I'd originally posted this here: https://lobste.rs/s/surdxc/is_billion_dollar_wo...

I'd originally posted this here: https://lobste.rs/s/surdxc/is_billion_dollar_worth_server_ly...

But cross posting in case it's interesting to this audience.

Over the past few years of my career, I was responsible for over $20M/year in physical infra spend. Colocation, network backbone, etc. And then 2 companies that were 100% cloud with over $20M/year in spend.

When I was doing the physical infra, my team was managing roughly 75 racks of servers in 4 US datacenters, 2 on each cost, and an N+2 network backbone connecting them together. That roughly $20M/year counts both OpEx and CapEx, but not engineering costs. I haven’t done this in about 3 years, but for 6+ years in a row, I’d model out the physical infra costs vs AWS prices, at 3 year reserved pricing. Our infra always came out about 40% cheaper than buying from AWS for as apples to apples as I could get. Now I would model this with savings plan, and probably bake in some of what I know about the discounts you can get when you’re willing to sign a multi-year commit.

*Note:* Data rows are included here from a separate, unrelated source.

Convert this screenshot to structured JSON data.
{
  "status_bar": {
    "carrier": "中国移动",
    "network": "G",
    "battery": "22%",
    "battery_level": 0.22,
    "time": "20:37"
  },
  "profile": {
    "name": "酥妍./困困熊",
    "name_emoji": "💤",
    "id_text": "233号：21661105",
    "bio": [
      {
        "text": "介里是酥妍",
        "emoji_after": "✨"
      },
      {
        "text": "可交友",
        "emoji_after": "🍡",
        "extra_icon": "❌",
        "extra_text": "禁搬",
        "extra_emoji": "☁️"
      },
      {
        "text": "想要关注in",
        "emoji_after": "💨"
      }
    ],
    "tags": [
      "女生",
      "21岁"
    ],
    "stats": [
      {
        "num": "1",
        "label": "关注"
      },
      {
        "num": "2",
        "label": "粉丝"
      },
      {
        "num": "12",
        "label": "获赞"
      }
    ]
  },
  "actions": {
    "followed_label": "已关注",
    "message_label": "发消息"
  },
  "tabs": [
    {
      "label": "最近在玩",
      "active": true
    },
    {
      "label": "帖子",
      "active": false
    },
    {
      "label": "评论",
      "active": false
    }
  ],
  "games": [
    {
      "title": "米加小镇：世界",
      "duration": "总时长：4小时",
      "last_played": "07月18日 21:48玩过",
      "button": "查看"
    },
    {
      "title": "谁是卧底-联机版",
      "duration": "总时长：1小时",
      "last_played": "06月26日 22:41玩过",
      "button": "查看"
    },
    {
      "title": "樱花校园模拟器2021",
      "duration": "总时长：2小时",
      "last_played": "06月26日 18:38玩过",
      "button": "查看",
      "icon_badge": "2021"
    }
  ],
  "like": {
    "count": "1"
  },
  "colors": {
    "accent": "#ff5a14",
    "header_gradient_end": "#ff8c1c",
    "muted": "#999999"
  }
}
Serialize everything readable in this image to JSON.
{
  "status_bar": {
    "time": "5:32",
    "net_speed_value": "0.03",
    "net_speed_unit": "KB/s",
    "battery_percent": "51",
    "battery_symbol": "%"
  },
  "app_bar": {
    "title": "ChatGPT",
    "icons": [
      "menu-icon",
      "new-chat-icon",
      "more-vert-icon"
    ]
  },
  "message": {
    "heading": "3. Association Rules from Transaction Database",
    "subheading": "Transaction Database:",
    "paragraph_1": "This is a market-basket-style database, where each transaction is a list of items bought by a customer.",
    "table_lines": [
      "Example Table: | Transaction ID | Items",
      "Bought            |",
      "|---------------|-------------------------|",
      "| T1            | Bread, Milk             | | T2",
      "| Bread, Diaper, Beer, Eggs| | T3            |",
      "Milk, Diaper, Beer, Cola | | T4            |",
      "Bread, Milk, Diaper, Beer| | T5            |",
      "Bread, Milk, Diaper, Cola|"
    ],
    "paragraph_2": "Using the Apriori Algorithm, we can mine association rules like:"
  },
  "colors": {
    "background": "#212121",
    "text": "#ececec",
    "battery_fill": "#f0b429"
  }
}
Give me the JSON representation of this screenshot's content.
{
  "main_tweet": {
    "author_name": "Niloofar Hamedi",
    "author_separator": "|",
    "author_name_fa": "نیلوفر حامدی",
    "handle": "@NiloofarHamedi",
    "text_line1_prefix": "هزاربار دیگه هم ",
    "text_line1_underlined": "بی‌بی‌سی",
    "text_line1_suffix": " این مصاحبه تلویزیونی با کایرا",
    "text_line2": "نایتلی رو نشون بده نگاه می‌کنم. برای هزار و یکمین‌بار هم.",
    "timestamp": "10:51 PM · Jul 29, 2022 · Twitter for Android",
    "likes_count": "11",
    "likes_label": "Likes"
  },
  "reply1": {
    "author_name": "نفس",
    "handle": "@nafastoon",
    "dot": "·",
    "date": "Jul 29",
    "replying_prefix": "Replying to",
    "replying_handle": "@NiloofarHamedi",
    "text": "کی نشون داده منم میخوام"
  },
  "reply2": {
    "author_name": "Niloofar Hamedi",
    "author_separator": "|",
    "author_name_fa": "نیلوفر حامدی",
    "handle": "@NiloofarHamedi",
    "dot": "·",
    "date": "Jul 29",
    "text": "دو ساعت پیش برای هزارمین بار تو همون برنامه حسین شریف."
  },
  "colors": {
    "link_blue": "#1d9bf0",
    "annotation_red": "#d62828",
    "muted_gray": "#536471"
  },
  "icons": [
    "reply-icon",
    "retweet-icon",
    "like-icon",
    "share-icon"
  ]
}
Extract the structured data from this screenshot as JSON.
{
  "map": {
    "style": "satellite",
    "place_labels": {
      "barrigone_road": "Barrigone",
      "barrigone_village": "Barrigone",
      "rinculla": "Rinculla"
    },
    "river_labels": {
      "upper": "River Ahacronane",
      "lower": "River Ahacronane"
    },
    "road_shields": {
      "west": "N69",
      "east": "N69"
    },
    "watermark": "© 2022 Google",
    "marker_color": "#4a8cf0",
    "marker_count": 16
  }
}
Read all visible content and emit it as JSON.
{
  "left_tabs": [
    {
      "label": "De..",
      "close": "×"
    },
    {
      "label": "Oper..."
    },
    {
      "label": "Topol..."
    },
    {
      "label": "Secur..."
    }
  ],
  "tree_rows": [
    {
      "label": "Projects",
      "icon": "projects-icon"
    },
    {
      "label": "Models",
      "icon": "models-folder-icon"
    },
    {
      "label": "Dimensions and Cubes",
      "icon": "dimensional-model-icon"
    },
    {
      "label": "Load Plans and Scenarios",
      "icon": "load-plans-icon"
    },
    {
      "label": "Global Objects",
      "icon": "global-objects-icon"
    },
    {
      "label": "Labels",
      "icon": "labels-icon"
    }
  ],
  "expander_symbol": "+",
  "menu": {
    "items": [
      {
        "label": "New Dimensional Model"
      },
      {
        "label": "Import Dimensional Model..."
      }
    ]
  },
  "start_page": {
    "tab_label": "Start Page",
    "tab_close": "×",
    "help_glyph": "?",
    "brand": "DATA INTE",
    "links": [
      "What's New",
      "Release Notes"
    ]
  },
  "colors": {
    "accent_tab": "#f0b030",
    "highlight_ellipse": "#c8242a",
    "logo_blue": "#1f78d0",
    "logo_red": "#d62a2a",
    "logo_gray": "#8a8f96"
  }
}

That said, cost is not the only factor. Now bear in mind, my perspective is not 1 server, or 1 instance. It’s single-digit thousands. But here are a few tradeoffs to consider:

Do you have the staff / skillset to manage physical datacenters and a network? In my experience you don’t need a huge team to be successful at this. I think I could do the above $20M/year, 75 rack scale, with 4-8 of the right people. Maybe even less. But you do have to be able to hire and retain those people. We also ended up having 1-2 people who did nothing but vendor management and logistics.

Is your workload predictable? This is a key consideration. If you have a steady or highly predictable workload, owning your own equipment is almost always more cost-effective, even when considering that 4-8 person team you need to operate it at the scale I’ve done it at. But if you need new servers in a hurry, well, you basically can’t get them. It takes 6-8 weeks to get a rack built and then you have to have it shipped, installed, bolted down etc. All this takes scheduling and logistics. So you have to do substantial planning. That said, these days I also regularly run into issues where the big 3 cloud providers don’t have the gear either, and we have to work directly with them for capacity planning. So this problem doesn’t go away completely, once your scale is substantial enough it gets worse again, even with Cloud.

If your workload is NOT predictable, or you have crazy fast growth. Deploying mostly or all cloud can make huge sense. Your tradeoff is you pay more, but you get a lot of agility for the privilege.

Network costs are absolutely egregious on the cloud. Especially AWS. I’m not talking about a 2x, or 10x, markup. By my last estimate, AWS marks up their egress costs by roughly 200-300x their costs! This is based on my estimates of what it would take to buy the network transit and routers/switches you’d need to egress a handful of Gbps. I’m sure this is an intentional lockin strategy on their part. That said, I have heard rumors of quite deep discounts on the network if you spend enough $$$. We’re talking 3 digits million multi-year commits to get the really good discounts.

My final point, and a major downside of cloud deployments, combined with a Service Ownership / DevOps model, is you can see your cloud costs grow to insane levels due to simple waste. Many engineering teams just don’t think about the costs. The Cloud makes lots of things seem “free” from a friction standpoint. So it’s very very easy to have a ton of resources running, racking up the bill. And then a lot of work to claw that back. You either need a set of gatekeepers, which I don’t love, because that ends up looking like an Ops team. Or you have to build a team to build cost visibility and attribution.

On the physical infra side, people are forced to plan, forced to come ask for servers. And when the next set of racks aren’t arriving for 6 weeks, they have to get creative and find ways to squeeze more performance out of their existing applications. This can lead to more efficient use of infra. In the cloud world, just turn up more instances, and move on. The bill doesn’t come until next month.

Lots of other thoughts in this area, but this got long already.

As an aside, for my personal projects, I mostly do OVH dedicated servers. Cheap and they work well. Though their management console leaves much to be desired.